Györffy's minimum-distortion pseudocylindrical projection

[PeteD]

In Györffy's paper Minimum-distortion pointed-polar projections for world maps by applying graticule transformation, it says "It can be proved that the minimum-distortion pseudocylindrical projections have a true-scale central meridian" and then cites Györffy's earlier paper Some Remarks on the Question of Pseudocylindrical Projections with Minimum Distortions for World Maps, which unfortunately I can't access.

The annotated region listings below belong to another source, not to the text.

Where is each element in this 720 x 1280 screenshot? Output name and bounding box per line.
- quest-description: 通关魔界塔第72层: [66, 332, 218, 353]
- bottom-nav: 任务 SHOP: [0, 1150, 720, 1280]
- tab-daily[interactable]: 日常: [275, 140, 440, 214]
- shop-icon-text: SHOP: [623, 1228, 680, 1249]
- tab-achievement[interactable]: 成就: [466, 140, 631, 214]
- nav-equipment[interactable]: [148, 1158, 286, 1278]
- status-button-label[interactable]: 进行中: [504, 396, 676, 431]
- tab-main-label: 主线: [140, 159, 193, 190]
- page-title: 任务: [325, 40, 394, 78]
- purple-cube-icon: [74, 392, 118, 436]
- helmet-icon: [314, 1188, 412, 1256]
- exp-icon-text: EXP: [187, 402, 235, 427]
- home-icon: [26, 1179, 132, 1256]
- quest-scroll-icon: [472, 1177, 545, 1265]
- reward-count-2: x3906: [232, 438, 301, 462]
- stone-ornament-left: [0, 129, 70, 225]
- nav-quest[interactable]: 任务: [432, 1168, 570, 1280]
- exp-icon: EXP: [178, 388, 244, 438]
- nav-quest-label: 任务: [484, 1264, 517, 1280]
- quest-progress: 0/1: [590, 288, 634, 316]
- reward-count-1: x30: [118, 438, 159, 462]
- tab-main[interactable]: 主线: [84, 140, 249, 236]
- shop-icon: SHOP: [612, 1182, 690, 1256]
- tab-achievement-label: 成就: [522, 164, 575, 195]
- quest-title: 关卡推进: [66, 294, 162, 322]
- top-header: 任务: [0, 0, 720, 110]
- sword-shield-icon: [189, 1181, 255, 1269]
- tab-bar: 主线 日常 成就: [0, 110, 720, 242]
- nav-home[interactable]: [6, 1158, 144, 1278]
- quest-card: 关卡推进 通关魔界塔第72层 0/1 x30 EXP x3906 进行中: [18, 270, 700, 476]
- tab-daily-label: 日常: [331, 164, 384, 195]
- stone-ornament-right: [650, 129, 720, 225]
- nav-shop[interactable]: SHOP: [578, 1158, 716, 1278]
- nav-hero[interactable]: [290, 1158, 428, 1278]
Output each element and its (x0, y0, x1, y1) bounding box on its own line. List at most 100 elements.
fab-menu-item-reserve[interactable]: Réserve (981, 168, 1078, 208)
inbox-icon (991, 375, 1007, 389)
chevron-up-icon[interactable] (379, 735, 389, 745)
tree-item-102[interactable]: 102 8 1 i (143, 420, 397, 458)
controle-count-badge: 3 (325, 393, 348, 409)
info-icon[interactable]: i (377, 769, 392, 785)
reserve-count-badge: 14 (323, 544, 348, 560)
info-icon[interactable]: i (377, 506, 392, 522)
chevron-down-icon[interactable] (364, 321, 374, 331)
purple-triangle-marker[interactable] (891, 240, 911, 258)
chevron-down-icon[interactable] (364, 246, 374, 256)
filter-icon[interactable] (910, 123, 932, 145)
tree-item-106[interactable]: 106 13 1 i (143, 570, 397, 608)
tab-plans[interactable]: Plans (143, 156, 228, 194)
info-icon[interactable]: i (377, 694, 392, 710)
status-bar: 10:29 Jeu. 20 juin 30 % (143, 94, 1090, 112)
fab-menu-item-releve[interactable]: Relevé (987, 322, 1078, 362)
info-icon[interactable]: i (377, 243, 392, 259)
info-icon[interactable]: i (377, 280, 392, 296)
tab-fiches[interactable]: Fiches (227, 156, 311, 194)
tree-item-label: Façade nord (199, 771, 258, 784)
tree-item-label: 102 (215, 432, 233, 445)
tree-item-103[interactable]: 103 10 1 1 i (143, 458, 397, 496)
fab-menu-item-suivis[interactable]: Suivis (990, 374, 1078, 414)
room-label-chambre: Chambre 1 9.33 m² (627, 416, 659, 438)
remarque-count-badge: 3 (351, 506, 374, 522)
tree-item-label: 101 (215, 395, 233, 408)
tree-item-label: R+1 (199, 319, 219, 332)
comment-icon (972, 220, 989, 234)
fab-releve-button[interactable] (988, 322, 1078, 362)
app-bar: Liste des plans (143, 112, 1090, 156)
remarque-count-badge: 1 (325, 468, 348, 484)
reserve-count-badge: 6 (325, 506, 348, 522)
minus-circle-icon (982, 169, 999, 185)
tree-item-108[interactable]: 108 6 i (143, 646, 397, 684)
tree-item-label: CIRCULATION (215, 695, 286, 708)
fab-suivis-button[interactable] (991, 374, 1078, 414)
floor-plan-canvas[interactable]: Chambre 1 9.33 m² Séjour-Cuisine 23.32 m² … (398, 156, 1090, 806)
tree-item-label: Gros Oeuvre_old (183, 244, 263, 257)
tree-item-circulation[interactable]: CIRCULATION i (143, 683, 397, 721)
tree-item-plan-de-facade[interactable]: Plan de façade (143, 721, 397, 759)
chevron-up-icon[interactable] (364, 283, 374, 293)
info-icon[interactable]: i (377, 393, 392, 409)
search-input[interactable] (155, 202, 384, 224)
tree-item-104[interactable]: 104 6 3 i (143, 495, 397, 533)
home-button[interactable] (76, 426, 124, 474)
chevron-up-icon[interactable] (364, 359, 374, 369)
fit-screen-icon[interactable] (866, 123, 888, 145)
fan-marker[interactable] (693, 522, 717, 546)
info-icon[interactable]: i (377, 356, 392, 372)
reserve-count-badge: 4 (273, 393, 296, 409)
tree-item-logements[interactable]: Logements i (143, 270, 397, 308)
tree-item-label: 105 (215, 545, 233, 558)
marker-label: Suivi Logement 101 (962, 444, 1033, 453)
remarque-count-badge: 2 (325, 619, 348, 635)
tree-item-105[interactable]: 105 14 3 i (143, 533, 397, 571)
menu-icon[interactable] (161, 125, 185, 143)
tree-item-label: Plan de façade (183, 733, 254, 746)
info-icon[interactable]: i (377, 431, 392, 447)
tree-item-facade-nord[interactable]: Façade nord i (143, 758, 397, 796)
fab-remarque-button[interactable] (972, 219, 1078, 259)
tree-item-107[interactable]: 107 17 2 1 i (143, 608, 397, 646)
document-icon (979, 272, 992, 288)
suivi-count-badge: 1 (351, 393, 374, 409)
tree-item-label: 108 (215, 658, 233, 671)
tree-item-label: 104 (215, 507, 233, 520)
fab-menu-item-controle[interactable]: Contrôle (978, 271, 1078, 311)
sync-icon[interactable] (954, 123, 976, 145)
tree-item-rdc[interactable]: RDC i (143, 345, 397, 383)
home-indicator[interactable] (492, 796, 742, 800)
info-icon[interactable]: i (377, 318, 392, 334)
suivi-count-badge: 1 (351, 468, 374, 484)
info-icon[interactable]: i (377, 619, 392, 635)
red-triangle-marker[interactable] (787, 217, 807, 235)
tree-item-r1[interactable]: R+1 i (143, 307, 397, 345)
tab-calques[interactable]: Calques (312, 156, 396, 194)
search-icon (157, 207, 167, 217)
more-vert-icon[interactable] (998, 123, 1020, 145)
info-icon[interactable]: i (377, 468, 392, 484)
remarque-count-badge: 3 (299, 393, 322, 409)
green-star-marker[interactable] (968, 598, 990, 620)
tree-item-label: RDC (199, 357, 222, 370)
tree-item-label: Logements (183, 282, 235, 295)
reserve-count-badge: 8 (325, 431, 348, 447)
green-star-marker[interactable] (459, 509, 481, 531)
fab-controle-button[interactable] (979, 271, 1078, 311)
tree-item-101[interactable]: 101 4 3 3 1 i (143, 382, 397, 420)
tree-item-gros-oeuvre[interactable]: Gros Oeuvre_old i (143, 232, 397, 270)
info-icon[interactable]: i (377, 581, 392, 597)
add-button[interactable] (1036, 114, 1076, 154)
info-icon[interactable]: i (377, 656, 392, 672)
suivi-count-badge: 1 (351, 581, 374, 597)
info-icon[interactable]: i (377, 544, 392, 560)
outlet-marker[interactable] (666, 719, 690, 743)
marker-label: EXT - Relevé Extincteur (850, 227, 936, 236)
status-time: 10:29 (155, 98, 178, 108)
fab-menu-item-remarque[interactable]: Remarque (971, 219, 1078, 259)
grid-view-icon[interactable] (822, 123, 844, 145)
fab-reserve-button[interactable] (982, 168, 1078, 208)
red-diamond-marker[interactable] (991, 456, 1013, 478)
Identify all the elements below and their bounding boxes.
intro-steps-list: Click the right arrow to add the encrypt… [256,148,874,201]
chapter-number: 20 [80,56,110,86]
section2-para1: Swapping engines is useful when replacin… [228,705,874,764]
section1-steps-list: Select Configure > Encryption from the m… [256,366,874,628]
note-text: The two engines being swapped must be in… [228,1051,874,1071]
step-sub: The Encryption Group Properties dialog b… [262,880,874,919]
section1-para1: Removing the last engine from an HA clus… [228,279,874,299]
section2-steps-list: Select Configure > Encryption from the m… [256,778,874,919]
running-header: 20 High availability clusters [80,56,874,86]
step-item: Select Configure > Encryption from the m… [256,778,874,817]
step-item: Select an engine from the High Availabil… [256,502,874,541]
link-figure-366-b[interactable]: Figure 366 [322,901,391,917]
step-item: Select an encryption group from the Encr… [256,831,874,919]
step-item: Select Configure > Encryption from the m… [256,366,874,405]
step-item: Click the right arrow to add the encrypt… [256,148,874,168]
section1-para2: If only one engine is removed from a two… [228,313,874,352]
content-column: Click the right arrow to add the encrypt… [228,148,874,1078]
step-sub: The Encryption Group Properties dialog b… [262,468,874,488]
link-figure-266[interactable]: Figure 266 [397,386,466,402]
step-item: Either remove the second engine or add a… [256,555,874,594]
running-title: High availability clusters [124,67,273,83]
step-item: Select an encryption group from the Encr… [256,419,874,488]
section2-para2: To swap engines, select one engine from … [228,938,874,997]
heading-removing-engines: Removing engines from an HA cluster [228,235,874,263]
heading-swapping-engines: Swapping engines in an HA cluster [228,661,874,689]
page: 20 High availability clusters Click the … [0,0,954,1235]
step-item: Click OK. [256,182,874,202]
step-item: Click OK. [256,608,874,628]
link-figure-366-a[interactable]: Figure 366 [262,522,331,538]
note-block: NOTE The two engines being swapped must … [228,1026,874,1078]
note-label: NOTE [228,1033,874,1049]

I'd like to know what this minimum-distortion pseudocylindrical projection looks like and how Györffy arrived at this result. Does anyone have access to this paper, and if so, would you be happy to share it?

[Atarimaster]

I'd like to know what this minimum-distortion pseudocylindrical projection looks like and how Györffy arrived at this result. Does anyone have access to this paper, and if so, would you be happy to share it?

Regrettably, I don’t have the paper but regarding the appearance: Earlier in Minimum distortion pointed-polar projections Györffy says:
“pseudocylindrical with minimized distortion, labelled as ‘version (c)’ later, formulae in Györffy, 2016, p. 264”.
So I think that the projection he refers to in your quote is the Györffy C.

Kind regards,
Tobias

[Milo]

Minimum distortion according to which metric?

Also, "true-scale central meridian": doesn't that just mean the sinusoidal projection? Unless I'm misunderstanding what "true scale" means, that should be the only one.

[PeteD]

So I think that the projection he refers to in your quote is the Györffy C.

OK, but Györffy C is constrained to have true scale along the central meridian by setting c₅ = 1, c₆ = 0 and c₇ = 0, whereas Györffy says he's proved that minimizing distortion in pseudocylindrical projections gives true scale along the central meridian. I'd be very interested in seeing this proof.

[PeteD]

Minimum distortion according to which metric?

Presumably the Airy–Kavrayskiy criterion.

Also, "true-scale central meridian": doesn't that just mean the sinusoidal projection?

I think he means true scale along the central meridian but not necessarily perpendicular to it, so any projection where x = 0 and y = phi along the central meridian: Apian II, Eckert III and V, Winkel I and II, Wagner III and VI, Kavrayskiy VII etc.

[mapnerd2022]

On a related note, what criterion/which metric did John Snyder use when he made his two minimum-error pseundocylindricals?

[Milo]

I think he means true scale along the central meridian but not necessarily perpendicular to it,

Ah right. The sinusoidal projection would be the only equal-area one meeting that criterion (and preserving scale both along and perpendicular to the central meridian would necessarily result in an equal-area projection), but in principle anything between sinusoidal and equirectangular could work as a compromise projection.

[rschmunk]

Regrettably, I don’t have the paper but regarding the appearance: Earlier in Minimum distortion pointed-polar projections Györffy says:
“pseudocylindrical with minimized distortion, labelled as ‘version (c)’ later, formulae in Györffy, 2016, p. 264”.
So I think that the projection he refers to in your quote is the Györffy C.

Györffy (2016) present equations for six sample projections, progressing from higher values of his overall distortion parameter E_K² down to the lowest. The sixth and final of these, which appears on page 264 is indeed the Györffy (c).

[PeteD]

Györffy (2016) present equations for six sample projections, progressing from higher values of his overall distortion parameter E_K² down to the lowest. The sixth and final of these, which appears on page 264 is indeed the Györffy (c).

Thanks for the confirmation.

[PeteD]

On a related note, what criterion/which metric did John Snyder use when he made his two minimum-error pseundocylindricals?

I don't know, but from the skinny Africa, it looks more Airy than Airy-Kavrayskiy to me. Deakin definitely used the Airy criterion for his minimum-error equal-area pseudocylindrical, which looks fairly similar, though he fixed the axial ratio at 2, which means Africa doesn't get quite as skinny as in Snyder's projections.

I'd be very interested if anyone knows the answer or can provide formulae for Snyder's projections.